Мы насчитали более восьмидесяти трупов, и это только на окраине деревни. Всего под Комсомольском было убито около восьмисот мятежников отряда Руслана Гелаева. Мы не смогли заставить себя идти дальше, да и опасались напороться на мину или задеть «растяжку», и осторожно двинулись к почти дотла сгоревшему блочному дому, в остове которого завывал ветер. Поверх искореженных железных кроватей валялись листы сорванной взрывом крыши. Под одной из балок я заметил, как мне показалось, завернутого в одеяло человека. Подобрав с земли подходящий кусок черепицы, я разгреб в стороны обломки бетона и железа, потом осторожно отогнул угол одеяла, чтобы открыть лицо, и случайно коснулся щеки. Она была совершенно застывшей и твердой, на ощупь не имеющей ничего общего с человеческой плотью.
Погибший был африканцем, скорее всего сомалийцем — у него была совершенно черная кожа и тонкие европейские черты лица. Наверное, он был одним из первых иностранных солдат, пришедших в Чечню, чтобы присоединиться к джихаду, и угодивших на встречу с Создателем в этом мрачном районе Кавказа.
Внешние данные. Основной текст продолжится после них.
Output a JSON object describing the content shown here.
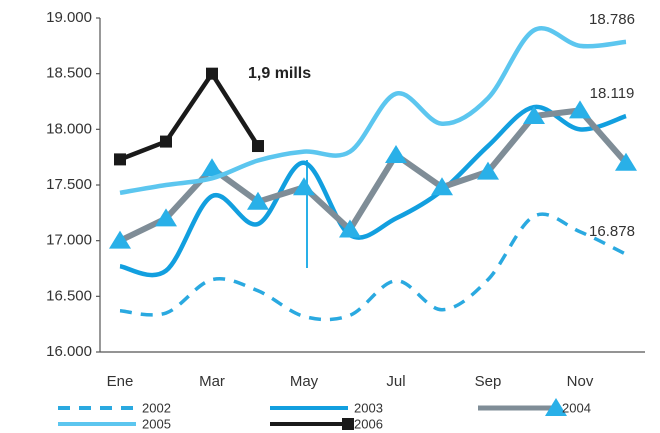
{
  "chart_data": {
    "type": "line",
    "annotation": "1,9 mills",
    "categories": [
      "Ene",
      null,
      "Mar",
      null,
      "May",
      null,
      "Jul",
      null,
      "Sep",
      null,
      "Nov",
      null
    ],
    "ylim": [
      16000,
      19000
    ],
    "yticks": [
      {
        "value": 16000,
        "label": "16.000"
      },
      {
        "value": 16500,
        "label": "16.500"
      },
      {
        "value": 17000,
        "label": "17.000"
      },
      {
        "value": 17500,
        "label": "17.500"
      },
      {
        "value": 18000,
        "label": "18.000"
      },
      {
        "value": 18500,
        "label": "18.500"
      },
      {
        "value": 19000,
        "label": "19.000"
      }
    ],
    "grid": false,
    "legend": "bottom",
    "series": [
      {
        "name": "2002",
        "color": "#2aa9e0",
        "line_style": "dashed",
        "smooth": true,
        "values": [
          16370,
          16350,
          16650,
          16550,
          16320,
          16330,
          16640,
          16380,
          16650,
          17220,
          17080,
          16878
        ],
        "value_labels": [
          null,
          null,
          null,
          null,
          null,
          null,
          null,
          null,
          null,
          null,
          null,
          "16.878"
        ]
      },
      {
        "name": "2003",
        "color": "#129fdf",
        "line_style": "solid",
        "smooth": true,
        "values": [
          16770,
          16730,
          17400,
          17150,
          17700,
          17050,
          17200,
          17450,
          17850,
          18200,
          18000,
          18119
        ],
        "value_labels": [
          null,
          null,
          null,
          null,
          null,
          null,
          null,
          null,
          null,
          null,
          null,
          "18.119"
        ]
      },
      {
        "name": "2004",
        "color": "#7f8d97",
        "line_style": "solid",
        "smooth": false,
        "marker": "triangle",
        "marker_color": "#29b0e8",
        "values": [
          17000,
          17200,
          17650,
          17350,
          17480,
          17100,
          17770,
          17480,
          17620,
          18120,
          18170,
          17700
        ]
      },
      {
        "name": "2005",
        "color": "#5cc6ef",
        "line_style": "solid",
        "smooth": true,
        "values": [
          17430,
          17500,
          17560,
          17720,
          17800,
          17800,
          18320,
          18050,
          18280,
          18890,
          18750,
          18786
        ],
        "value_labels": [
          null,
          null,
          null,
          null,
          null,
          null,
          null,
          null,
          null,
          null,
          null,
          "18.786"
        ]
      },
      {
        "name": "2006",
        "color": "#1a1a1a",
        "line_style": "solid",
        "smooth": false,
        "marker": "square",
        "marker_color": "#1a1a1a",
        "values": [
          17730,
          17890,
          18500,
          17850,
          null,
          null,
          null,
          null,
          null,
          null,
          null,
          null
        ]
      }
    ]
  }
}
Он выглядел приличным юношей — у такого вы спросите дорогу, если заблудились, или дадите ему свой фотоаппарат и попросите снять вас.
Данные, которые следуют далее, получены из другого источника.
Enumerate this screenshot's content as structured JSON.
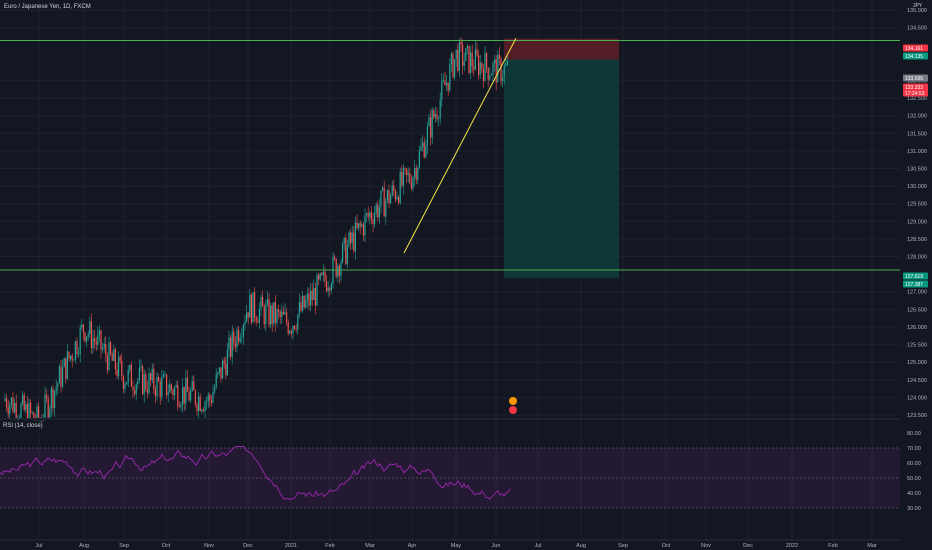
{
  "header": {
    "symbol_title": "Euro / Japanese Yen, 1D, FXCM",
    "currency": "JPY"
  },
  "rsi": {
    "label": "RSI (14, close)",
    "axis": [
      "80.00",
      "70.00",
      "60.00",
      "50.00",
      "40.00",
      "30.00"
    ],
    "color": "#9c27b0"
  },
  "price_axis": {
    "labels": [
      "135.000",
      "134.500",
      "133.000",
      "132.500",
      "132.000",
      "131.500",
      "131.000",
      "130.500",
      "130.000",
      "129.500",
      "129.000",
      "128.500",
      "128.000",
      "127.000",
      "126.500",
      "126.000",
      "125.500",
      "125.000",
      "124.500",
      "124.000",
      "123.500"
    ],
    "badges": [
      {
        "text": "134.161",
        "color": "#f23645"
      },
      {
        "text": "134.135",
        "color": "#089981"
      },
      {
        "text": "133.595",
        "color": "#787b86"
      },
      {
        "text": "133.333",
        "color": "#f23645"
      },
      {
        "text": "17:24:53",
        "color": "#f23645"
      },
      {
        "text": "127.619",
        "color": "#089981"
      },
      {
        "text": "127.387",
        "color": "#089981"
      }
    ]
  },
  "time_axis": {
    "labels": [
      "Jul",
      "Aug",
      "Sep",
      "Oct",
      "Nov",
      "Dec",
      "2021",
      "Feb",
      "Mar",
      "Apr",
      "May",
      "Jun",
      "Jul",
      "Aug",
      "Sep",
      "Oct",
      "Nov",
      "Dec",
      "2022",
      "Feb",
      "Mar"
    ]
  },
  "colors": {
    "background": "#131722",
    "up": "#26a69a",
    "down": "#ef5350",
    "level_line": "#4caf50",
    "trendline": "#f5e642",
    "stop_zone": "#5b1f27",
    "target_zone": "#0f3b3a"
  },
  "chart_data": {
    "type": "candlestick",
    "symbol": "Euro / Japanese Yen",
    "timeframe": "1D",
    "source": "FXCM",
    "price_range": [
      123.4,
      135.1
    ],
    "horizontal_levels": [
      134.135,
      127.619
    ],
    "trendline": {
      "from": {
        "date": "Mar 2021",
        "price": 128.1
      },
      "to": {
        "date": "Jun 2021",
        "price": 134.2
      }
    },
    "short_position": {
      "entry": 133.595,
      "stop": 134.161,
      "target": 127.387
    },
    "close_approx": 133.333,
    "rsi_range": [
      30,
      80
    ],
    "rsi_bands": [
      70,
      50,
      30
    ],
    "monthly_closes_approx": [
      {
        "month": "Jul",
        "close": 123.3
      },
      {
        "month": "Aug",
        "close": 126.0
      },
      {
        "month": "Sep",
        "close": 124.6
      },
      {
        "month": "Oct",
        "close": 124.3
      },
      {
        "month": "Nov",
        "close": 123.9
      },
      {
        "month": "Dec",
        "close": 126.6
      },
      {
        "month": "2021",
        "close": 126.1
      },
      {
        "month": "Feb",
        "close": 127.5
      },
      {
        "month": "Mar",
        "close": 129.2
      },
      {
        "month": "Apr",
        "close": 130.3
      },
      {
        "month": "May",
        "close": 133.7
      },
      {
        "month": "Jun",
        "close": 133.3
      }
    ]
  }
}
Потом — а мне приходилось часто его вспоминать — я представлял себе, как он стоит в аэропорту со своим дешевым чемоданчиком, в синтетическом костюме, взволнованный, но полный энтузиазма, потому что приехал он на священную войну. И я думал о его сестрах и матери, живущих где-то в Африке, занятых своими домашними делами и ссорящихся из-за пустяков, не зная, что их сын и брат лежит мертвым здесь, в изуродованном снарядами чеченском доме, где погиб, сражаясь на чужой войне.
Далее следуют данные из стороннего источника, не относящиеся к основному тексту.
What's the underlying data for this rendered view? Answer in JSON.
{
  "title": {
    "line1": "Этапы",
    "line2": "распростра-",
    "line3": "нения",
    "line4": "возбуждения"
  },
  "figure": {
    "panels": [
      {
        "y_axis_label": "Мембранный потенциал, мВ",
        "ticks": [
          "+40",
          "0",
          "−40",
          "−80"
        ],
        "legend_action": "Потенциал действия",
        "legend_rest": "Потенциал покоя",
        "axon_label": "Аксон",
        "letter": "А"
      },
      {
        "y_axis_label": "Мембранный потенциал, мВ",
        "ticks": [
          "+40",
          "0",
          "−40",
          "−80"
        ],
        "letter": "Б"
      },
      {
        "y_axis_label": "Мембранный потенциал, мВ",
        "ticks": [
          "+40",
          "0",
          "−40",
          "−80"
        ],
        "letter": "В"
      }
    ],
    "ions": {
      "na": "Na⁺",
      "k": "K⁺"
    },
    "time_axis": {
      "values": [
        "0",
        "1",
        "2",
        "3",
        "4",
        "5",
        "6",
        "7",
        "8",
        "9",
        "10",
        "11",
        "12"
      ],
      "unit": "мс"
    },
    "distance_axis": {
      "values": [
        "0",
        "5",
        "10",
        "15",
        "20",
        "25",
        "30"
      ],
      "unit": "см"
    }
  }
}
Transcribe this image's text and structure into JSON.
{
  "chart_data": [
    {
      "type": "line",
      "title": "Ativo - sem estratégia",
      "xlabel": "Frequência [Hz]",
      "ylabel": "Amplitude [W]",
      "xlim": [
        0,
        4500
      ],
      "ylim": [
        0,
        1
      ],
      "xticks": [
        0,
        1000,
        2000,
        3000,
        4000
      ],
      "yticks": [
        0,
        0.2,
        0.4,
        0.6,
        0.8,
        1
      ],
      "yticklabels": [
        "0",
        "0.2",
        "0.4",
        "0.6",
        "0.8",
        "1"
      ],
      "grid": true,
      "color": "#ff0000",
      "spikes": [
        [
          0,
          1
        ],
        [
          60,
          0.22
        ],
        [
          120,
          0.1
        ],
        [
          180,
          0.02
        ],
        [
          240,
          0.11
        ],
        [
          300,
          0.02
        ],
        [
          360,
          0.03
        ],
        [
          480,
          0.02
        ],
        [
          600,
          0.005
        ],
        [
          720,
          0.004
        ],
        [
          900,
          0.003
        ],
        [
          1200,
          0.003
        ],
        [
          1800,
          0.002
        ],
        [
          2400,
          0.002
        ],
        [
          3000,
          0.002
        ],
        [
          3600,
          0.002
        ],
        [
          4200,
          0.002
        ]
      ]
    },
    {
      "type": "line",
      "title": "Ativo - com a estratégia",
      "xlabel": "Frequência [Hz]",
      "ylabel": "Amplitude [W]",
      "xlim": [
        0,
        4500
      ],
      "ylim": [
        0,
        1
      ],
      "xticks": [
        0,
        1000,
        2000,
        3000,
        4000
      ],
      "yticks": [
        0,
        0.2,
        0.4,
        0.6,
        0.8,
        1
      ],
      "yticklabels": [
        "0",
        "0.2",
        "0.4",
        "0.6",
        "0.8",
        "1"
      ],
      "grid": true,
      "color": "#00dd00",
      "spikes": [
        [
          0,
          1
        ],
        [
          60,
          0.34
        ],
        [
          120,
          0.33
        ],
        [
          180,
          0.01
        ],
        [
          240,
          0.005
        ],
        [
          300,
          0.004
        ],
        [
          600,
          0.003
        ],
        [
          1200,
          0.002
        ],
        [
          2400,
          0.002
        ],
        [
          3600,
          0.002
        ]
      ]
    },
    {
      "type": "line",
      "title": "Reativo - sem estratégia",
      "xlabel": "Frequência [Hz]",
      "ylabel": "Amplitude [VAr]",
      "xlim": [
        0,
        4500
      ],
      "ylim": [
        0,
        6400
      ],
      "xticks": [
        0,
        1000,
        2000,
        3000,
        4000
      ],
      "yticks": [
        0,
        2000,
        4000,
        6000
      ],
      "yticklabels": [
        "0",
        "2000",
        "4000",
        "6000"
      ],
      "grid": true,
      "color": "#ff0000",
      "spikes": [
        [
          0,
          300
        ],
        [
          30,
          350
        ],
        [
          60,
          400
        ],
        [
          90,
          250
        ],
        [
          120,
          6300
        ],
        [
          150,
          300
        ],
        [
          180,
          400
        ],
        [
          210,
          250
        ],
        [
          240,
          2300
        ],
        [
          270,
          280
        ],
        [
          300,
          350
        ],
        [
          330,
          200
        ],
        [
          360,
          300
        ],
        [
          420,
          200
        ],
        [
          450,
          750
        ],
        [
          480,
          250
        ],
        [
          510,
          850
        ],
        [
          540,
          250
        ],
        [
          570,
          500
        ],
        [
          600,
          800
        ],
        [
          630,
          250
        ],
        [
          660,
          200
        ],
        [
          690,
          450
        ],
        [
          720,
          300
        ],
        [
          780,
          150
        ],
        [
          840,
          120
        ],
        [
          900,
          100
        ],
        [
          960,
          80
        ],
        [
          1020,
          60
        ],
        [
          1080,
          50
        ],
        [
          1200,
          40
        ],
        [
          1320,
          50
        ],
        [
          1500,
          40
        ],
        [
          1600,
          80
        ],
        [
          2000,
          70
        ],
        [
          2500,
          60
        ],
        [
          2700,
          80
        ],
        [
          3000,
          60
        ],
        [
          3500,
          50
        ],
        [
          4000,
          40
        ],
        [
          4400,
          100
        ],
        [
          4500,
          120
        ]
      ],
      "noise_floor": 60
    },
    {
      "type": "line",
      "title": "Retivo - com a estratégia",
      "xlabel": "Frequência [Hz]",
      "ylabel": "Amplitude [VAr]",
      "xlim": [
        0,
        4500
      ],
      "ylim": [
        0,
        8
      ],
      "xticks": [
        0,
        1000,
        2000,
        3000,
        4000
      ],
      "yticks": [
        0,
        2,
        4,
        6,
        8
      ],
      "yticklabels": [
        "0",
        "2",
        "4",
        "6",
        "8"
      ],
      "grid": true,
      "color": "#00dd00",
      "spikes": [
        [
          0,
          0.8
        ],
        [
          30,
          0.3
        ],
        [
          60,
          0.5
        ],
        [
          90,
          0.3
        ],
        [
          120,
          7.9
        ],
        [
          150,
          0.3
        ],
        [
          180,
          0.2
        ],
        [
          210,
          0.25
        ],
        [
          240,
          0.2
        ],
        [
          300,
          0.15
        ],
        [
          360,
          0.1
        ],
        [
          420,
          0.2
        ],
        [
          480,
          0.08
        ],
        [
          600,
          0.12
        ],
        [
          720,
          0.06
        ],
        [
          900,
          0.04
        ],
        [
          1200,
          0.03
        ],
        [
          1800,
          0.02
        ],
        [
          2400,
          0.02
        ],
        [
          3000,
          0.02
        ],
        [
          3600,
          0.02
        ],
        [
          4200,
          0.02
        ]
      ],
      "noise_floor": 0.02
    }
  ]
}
С меня было достаточно. Мы поспешили вернуться к нашей машине — потрепанному военному джипу и его водителю — самоуверенному молодому чеченцу по имени Беслан, который гордился своим водительским искусством. До единственного рейса на Москву из Назрани оставалось всего четыре часа. Беслан обещал, что мы доберемся туда вовремя. Когда мы выкатили на основное шоссе, он выжал сцепление до отказа, и машина стремительно понеслась на запад, к границе с Ингушетией. Мы с Робертом устроились на заднем сиденье вместе с нашим чеченским проводником Мусой, служащим промосковского правительства, который только взмахнул у блокпоста своим правительственным удостоверением, как нас, не задерживая, пропустили. Рядом с водителем сидели два русских милиционера, нанятых нами в качестве телохранителей за 50 долларов в день. Нам оставалось проехать еще полпути, когда мы увидели русский военный вертолет «Ми-24», угрожающе зависший над лесом, откуда поднимались столбы дыма. Вертолет медленно развернулся к нам кабиной и замер в воздухе.